During the recent set of environmental testing at Northrop Grumman facility in Southern California, technicians found the fallen parts under the spacecraft bus and its sunshield, SpaceNews reported. The craft and its parts are critical for the success of the mission, but the issue does not relate to optical and other instruments packed with the telescope.

Screws and washers are falling off from James Webb Space Telescope's spacecraft element. Pictured, assembled JWST at NASA's Goddard Space Flight Center in Greenbelt, Maryland. Alex Wong/Getty Images

The problem was revealed by NASA's JWST program director Greg Robinson at the National Academies’ Space Studies Board on May 3.

“Right now we believe that all of this hardware — we’re talking screws and washers here — come from the sunshield cover,” Robinson told the news outlet. “We’re looking at what this really means and what is the recovery plan.”

The five-layer sunshield of the craft is nearly as big as a tennis court and is made from a heat-resistant material called Kapton. Its sole job is to keep the telescope in shade and protect it from its own as well as external light and heat.

The fallen screws came to the technicians' notice a few days ago after the spacecraft was moved from one chamber to another. It had completed acoustic testing and was slated to undergo vibration tests in the second chamber. Apart from this, Robinson did not reveal too many details about the fault in question, but he did reiterate the importance of the testing phase which could bring problems like these into the light.

“It’s not terrible news, but it’s not good news, either,” he added.

That said, it is worth noting that this is not the first glitch witnessed by James Webb Space Telescope prior to its launch. Earlier, the telescope was set to lift-off in spring 2019, but due to tears in the sunshield of its spacecraft, leaks in propulsion thruster valves, and other technical glitches, the space agency pushed back the launch timeline by almost a year to May 2020. It even chartered an independent review board to keep a track on mission progress, assess launch readiness and identify the needs to ensure its success.

The review will be completed by the end of May and the agency will provide the report to Congress in June.
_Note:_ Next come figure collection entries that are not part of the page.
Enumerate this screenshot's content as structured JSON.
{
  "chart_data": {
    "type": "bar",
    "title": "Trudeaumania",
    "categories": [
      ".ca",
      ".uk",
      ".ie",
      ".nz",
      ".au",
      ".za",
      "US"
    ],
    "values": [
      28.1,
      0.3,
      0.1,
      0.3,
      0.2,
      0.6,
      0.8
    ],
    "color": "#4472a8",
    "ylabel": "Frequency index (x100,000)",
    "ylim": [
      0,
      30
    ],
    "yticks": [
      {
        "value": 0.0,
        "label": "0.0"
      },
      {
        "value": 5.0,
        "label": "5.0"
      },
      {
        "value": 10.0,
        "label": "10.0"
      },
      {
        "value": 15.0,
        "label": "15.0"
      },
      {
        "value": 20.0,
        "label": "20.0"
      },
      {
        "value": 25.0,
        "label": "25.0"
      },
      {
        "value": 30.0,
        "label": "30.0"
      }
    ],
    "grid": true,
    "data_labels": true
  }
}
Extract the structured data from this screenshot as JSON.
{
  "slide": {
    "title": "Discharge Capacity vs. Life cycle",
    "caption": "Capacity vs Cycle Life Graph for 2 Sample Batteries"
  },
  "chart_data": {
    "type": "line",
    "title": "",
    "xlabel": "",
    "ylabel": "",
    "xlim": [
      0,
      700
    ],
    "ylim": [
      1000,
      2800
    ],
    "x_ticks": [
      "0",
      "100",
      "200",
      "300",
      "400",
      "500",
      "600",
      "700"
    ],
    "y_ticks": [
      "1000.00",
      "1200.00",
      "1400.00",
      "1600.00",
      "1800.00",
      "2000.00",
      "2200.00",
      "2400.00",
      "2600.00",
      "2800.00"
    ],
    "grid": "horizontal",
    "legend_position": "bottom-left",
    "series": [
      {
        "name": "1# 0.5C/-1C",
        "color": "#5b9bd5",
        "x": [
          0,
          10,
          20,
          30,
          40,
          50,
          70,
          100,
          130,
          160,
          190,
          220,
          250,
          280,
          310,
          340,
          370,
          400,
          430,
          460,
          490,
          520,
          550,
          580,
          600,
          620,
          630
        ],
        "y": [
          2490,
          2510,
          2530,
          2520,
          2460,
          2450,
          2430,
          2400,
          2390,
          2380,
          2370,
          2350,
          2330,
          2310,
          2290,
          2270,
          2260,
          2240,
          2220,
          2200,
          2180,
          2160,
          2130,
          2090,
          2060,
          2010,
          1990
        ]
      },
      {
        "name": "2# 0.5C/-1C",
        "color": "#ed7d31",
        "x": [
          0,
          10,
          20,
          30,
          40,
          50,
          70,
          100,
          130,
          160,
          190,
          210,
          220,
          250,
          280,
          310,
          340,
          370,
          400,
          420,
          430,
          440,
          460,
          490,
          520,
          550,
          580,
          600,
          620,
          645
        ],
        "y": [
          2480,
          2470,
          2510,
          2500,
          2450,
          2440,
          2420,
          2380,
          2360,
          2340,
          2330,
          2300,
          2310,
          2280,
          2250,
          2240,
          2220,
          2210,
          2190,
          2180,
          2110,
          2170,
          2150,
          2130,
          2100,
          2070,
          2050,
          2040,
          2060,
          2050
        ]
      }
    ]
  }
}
According to Robinson, the report could have an impact on the tentative launch date, but the latest glitch encountered is unlikely to bring a change in the scheduled launch timeline. This is primarily because they curated this revised schedule with enough margin to bear glitches like these and follow it.

“I still believe we’ll go in 2020, in roughly the same timeframe that we talked about, unless this problem takes longer than we expect,” he added.